President Park Geun-hye’s address marking the 69th anniversary of Korea’s liberation from Japanese colonial rule was without the usual headline-making declarations. In a plain, discreet and calm tone, she nevertheless made some meaningful suggestions, including some specific projects the two Koreas can work on immediately.

The potential ventures with North Korea are part of her vision for a trust-building process to establish a lasting peace, as she announced in Dresden during her visit to Germany. Joint efforts to preserve and restore rivers, forests and habitat across the Korean Peninsula, rediscover and conserve cultural heritage and help improve living standards in North Korea through infrastructure aid projects are all necessary steps to prepare for the eventual reunion of the two Koreas.

But the overture will be wasted if Pyongyang rejects it.
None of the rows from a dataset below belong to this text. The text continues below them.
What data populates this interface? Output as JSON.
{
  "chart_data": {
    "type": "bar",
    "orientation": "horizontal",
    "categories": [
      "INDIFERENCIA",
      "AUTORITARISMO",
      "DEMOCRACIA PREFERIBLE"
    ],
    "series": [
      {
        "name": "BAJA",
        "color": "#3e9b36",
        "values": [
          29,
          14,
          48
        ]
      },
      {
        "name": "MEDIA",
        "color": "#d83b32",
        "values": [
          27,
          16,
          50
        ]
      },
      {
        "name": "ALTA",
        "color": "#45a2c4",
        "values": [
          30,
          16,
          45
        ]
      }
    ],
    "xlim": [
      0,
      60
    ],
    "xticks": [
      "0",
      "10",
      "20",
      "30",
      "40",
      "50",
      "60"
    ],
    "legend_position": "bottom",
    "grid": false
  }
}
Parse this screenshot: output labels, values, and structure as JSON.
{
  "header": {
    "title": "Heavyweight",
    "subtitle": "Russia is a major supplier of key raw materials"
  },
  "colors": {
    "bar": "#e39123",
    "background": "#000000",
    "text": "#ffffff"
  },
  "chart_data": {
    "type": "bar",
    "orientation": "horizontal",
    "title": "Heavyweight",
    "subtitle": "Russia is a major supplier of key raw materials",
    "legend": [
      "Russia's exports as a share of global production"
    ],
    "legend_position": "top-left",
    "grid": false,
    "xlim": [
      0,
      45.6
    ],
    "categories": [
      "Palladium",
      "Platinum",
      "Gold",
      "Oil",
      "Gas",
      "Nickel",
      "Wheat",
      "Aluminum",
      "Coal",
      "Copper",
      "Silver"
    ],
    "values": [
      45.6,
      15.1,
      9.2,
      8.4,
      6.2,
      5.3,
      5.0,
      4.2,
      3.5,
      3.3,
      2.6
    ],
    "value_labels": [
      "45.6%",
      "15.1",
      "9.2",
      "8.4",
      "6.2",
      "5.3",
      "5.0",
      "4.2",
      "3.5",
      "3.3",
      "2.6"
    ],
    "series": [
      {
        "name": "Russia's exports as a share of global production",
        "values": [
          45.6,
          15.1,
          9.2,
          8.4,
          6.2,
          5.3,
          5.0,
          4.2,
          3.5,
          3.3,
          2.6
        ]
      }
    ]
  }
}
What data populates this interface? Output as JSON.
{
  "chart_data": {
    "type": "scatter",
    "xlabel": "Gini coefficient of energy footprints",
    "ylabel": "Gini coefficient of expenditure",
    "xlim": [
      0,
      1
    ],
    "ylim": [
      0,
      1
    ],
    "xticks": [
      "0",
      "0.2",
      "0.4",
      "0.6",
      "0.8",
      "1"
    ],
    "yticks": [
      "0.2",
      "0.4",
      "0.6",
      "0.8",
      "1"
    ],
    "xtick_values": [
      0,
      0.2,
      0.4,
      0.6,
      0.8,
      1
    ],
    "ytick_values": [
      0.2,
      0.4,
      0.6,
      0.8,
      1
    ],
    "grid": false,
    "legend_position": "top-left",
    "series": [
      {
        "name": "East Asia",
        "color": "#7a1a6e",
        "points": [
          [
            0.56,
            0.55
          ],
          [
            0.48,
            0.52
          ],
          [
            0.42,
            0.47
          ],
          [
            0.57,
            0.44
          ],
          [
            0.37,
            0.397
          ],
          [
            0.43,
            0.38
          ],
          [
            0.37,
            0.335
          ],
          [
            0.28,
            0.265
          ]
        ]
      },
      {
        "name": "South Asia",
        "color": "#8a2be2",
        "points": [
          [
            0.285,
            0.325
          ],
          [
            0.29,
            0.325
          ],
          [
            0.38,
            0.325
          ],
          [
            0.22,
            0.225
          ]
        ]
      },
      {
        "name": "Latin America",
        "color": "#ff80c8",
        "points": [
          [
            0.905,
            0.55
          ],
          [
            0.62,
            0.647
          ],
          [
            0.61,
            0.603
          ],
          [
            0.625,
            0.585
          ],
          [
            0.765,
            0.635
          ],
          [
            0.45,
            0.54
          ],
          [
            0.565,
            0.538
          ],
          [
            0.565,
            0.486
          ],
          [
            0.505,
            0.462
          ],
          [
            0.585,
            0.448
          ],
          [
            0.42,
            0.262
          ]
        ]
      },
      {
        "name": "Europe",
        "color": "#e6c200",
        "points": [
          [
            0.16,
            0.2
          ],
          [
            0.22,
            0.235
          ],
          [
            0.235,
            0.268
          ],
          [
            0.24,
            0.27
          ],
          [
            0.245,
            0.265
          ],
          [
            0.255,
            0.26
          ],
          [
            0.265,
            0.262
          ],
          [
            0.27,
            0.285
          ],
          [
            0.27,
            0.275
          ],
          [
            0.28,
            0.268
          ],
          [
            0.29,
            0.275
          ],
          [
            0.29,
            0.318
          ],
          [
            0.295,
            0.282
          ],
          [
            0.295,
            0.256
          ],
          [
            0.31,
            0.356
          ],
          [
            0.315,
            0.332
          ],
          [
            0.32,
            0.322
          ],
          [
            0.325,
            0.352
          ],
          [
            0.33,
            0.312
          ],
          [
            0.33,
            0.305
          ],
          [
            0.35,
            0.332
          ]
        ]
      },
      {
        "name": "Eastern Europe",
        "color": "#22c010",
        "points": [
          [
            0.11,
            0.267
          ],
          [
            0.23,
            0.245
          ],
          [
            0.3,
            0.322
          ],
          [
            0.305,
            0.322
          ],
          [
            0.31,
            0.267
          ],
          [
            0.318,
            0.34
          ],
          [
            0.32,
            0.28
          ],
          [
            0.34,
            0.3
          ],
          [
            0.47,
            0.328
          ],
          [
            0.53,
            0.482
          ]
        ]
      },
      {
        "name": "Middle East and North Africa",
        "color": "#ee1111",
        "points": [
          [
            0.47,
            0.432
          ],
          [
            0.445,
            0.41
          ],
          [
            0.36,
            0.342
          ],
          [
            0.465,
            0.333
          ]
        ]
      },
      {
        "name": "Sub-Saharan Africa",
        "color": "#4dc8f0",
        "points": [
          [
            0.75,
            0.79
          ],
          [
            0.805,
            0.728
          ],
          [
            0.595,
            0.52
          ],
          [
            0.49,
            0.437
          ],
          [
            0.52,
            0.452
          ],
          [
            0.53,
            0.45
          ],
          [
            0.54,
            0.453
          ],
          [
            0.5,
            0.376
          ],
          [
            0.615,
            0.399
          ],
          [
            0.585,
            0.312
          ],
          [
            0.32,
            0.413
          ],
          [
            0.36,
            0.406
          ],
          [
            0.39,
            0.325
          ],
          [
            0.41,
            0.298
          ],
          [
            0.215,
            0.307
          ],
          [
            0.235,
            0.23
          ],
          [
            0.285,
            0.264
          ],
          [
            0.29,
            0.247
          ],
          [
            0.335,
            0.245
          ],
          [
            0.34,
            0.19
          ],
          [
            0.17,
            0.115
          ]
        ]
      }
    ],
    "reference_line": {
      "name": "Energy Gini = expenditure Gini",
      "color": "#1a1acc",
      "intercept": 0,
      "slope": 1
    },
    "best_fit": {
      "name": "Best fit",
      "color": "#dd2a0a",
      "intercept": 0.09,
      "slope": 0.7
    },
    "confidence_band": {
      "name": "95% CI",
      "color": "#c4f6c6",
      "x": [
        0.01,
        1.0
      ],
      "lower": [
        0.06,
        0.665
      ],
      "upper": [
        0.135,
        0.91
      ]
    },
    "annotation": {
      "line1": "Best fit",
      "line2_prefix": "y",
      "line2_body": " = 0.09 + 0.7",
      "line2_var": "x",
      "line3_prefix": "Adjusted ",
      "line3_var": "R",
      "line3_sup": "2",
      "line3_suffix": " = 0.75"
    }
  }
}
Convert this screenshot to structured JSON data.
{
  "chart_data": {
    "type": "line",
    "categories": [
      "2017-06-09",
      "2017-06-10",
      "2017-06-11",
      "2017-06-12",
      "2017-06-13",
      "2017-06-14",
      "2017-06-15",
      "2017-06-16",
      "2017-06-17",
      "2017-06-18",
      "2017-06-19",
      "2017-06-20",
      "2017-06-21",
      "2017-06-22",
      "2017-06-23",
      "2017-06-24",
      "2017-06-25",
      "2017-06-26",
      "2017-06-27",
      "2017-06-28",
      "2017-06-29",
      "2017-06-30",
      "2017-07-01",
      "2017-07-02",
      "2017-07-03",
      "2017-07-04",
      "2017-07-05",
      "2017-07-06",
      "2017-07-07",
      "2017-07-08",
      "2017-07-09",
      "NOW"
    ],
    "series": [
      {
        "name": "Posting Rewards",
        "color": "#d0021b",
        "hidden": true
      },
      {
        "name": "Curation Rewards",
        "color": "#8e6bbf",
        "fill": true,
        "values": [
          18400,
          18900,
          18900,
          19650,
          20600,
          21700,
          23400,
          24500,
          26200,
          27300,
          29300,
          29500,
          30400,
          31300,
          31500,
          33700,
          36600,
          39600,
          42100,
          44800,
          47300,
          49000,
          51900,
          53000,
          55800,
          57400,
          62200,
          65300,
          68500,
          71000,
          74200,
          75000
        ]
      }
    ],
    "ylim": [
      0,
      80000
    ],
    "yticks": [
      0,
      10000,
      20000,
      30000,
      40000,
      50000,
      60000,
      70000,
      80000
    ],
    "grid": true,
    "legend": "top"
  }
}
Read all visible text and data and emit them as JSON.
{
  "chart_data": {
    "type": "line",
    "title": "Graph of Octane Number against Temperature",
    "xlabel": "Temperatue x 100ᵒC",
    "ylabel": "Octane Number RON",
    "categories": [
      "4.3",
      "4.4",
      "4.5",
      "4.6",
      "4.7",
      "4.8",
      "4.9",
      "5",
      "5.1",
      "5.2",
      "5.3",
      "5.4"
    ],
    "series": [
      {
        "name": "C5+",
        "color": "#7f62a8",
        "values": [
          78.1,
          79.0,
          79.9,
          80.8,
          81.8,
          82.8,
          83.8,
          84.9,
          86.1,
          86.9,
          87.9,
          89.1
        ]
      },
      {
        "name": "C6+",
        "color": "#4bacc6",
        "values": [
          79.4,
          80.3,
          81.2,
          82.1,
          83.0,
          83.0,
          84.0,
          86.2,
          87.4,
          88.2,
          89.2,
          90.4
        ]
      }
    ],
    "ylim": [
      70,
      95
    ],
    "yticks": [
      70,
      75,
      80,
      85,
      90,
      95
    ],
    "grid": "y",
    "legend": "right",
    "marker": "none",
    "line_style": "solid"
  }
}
North Korea has long been critical of President Park’s Dresden Initiative, calling it a “plot to absorb the North into the South.” But Pyongyang does not lose any face by joining hands with Seoul on issues of environment, aid for living conditions and cultural exchanges. North Korea must send a delegation to the United Nations Convention on Biological Diversity that will be held in Pyeongchang, Gangwon, in October and also start discussing joint cultural events for the 70th anniversary of Korea’s independence next year.

The nuclear problem still lies at the heart of the inter-Korean relationship, but it is not an issue that can be solved overnight. Yet inter-Korean ties cannot be left in deadlock forever. Pyongyang has to reply to Seoul’s proposal to hold high-level talks on Tuesday. Yet North Korea has continued to test-fire multiple rockets even as Pope Francis arrived in Seoul to spread the message of peace. It must stop such hostility and provocation.

Also in the address, President Park repeated a call for Tokyo to be proactive in resolving the comfort women issue to ameliorate the frozen ties, albeit in a less critical tone. If Japan takes meaningful steps to solve the thorny issue, the two countries can truly celebrate the 50th anniversary of normalization of diplomatic ties next year.